Last September, the leader of Newcastle city council, Nick Forbes, amended a motion calling for the introduction of a minimum price for alcohol. He made the motion more comprehensive, calling for a wider range of measures to address the availability of alcohol. They included more powers for the council to refuse or withdraw licensing applications, following a report last year that linked under-age drinking to areas with a high density of licensed premises. Nick Forbes said:
“Figures show that alcohol is being sold for pocket money prices in Newcastle. Cider is available for 16p a unit…Most pubs back the idea of a minimum price for alcohol, as it would only affect the loss-leading deals offered by some supermarkets and wouldn’t have any impact on the price of a pint. It’s a controversial step, but there’s evidence that more and more people are ‘pre-loading’—downing cheap spirits at home before going out on the town.

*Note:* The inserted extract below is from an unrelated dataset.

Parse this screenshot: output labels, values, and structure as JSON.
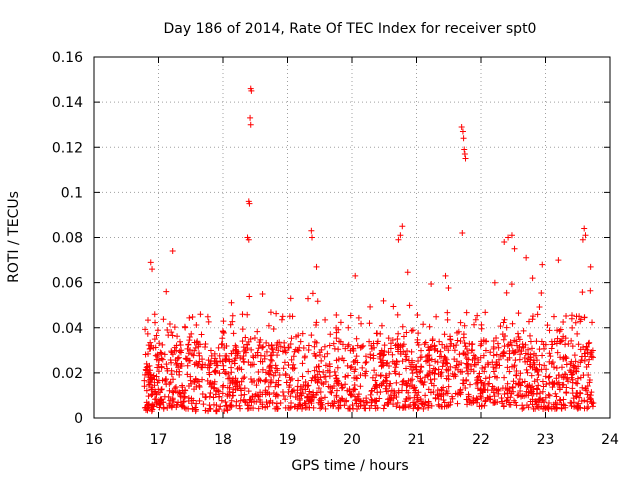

Minimum pricing would reduce this, and thereby reduce the overall figures for anti-social behaviour and hospital admissions”.
What decisions are being made at a national level to support local leaders such as Nick Forbes, who are committed to reducing health inequalities overall, and are taking strong action on issues such as alcohol?

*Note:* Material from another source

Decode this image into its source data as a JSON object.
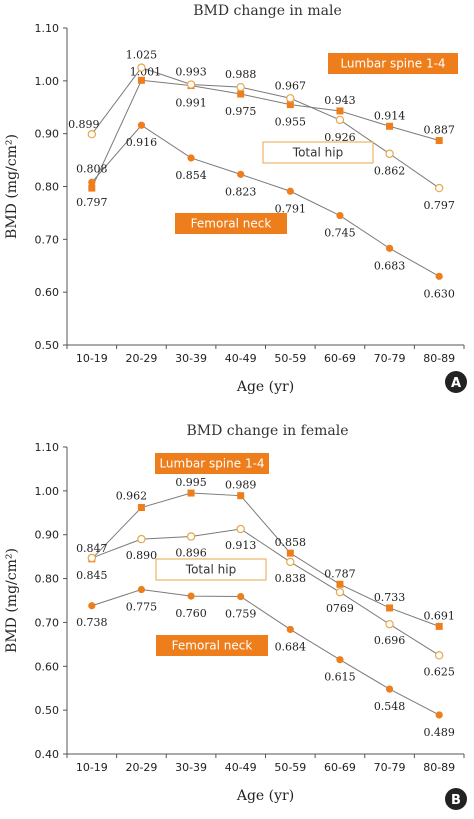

The figures show that NHS North East has been told to set aside £143,350,133 to pay for the Government’s plans over the next two years. The NHS operating framework published in November requires health trusts to set aside 2% of their budget to pay for the Health Secretary’s changes in the Health and Social Care Bill. County Durham PCT has to set aside the greatest amount, followed by Sunderland and Northumberland. It is wrong to force local health trusts to set aside money to pay for bureaucracy and redundancies, when patients in the north-east, and constituents up and down the country, are waiting longer for treatment.
The Minister will know that the Heath Committee, chaired by not just a Tory Member of Parliament but a distinguished former Health Minister, the right hon. Member for Charnwood (Mr Dorrell), has raised a number of concerns about public health. It is concerned about whether the so-called responsibility deals can help alcohol and obesity problems, and about whether the health premium will just involve money going to people in regions where they are managing to tackle the problems, perhaps because they do not have the underlying social and class issues of other regions, at the expense of regions with genuine problems. The Health Committee also raised concerns about the closure of public health observatories in regions including the north-east.

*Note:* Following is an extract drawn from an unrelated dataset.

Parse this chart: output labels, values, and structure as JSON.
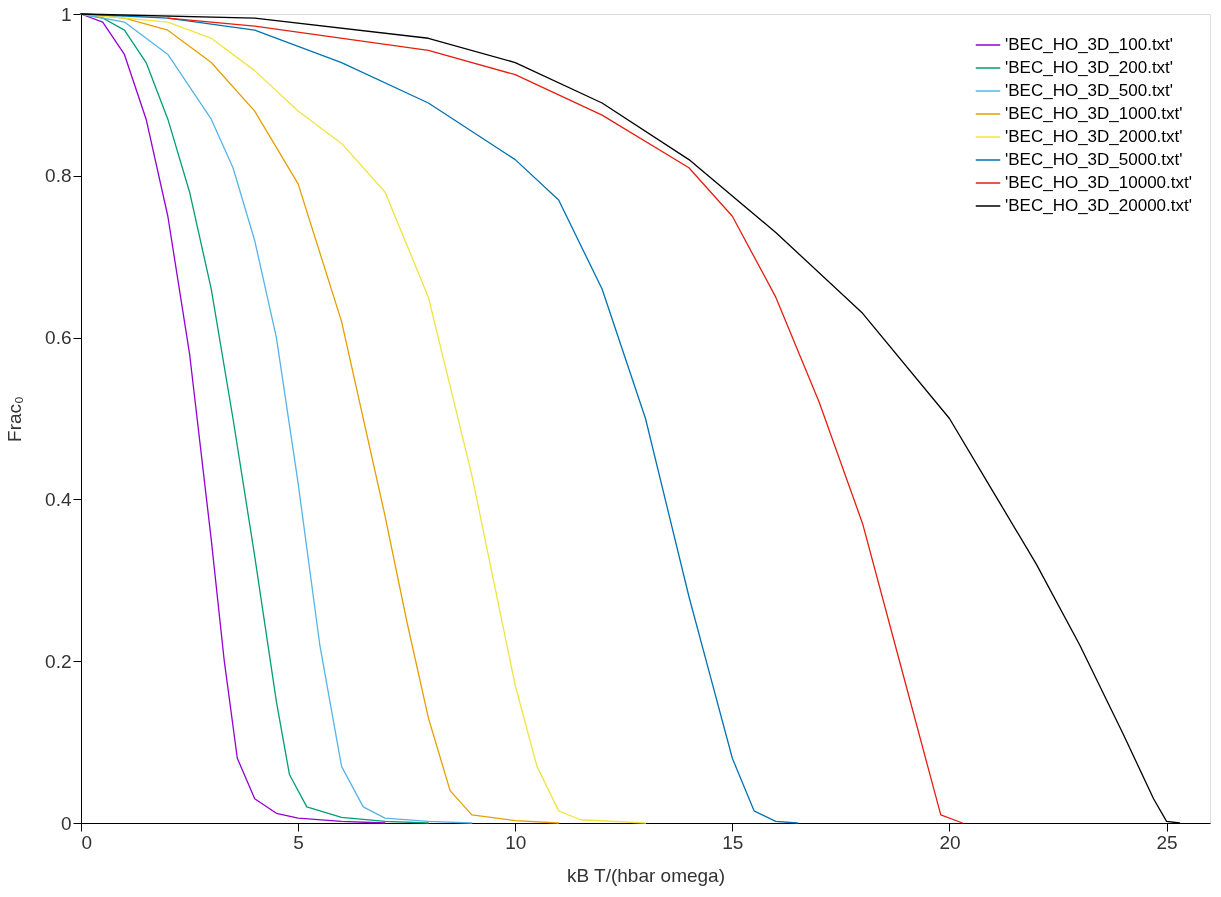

What we are debating is not just a matter for the north-east. The underlying social issues apply to the health service all over the country. Even the north-east, with all the challenges posed by its industrial past, has examples of excellence and of path-breaking partnership work. We want an assurance from the Minister that the proposed changes—the confusion, chaos and cuts—will not hold back that work, and that she will not confine herself to discussing Labour’s record in general terms but will address the issues that affect the day-to-day lives, life expectancy and life chances of millions of people throughout the country, including in the north-east.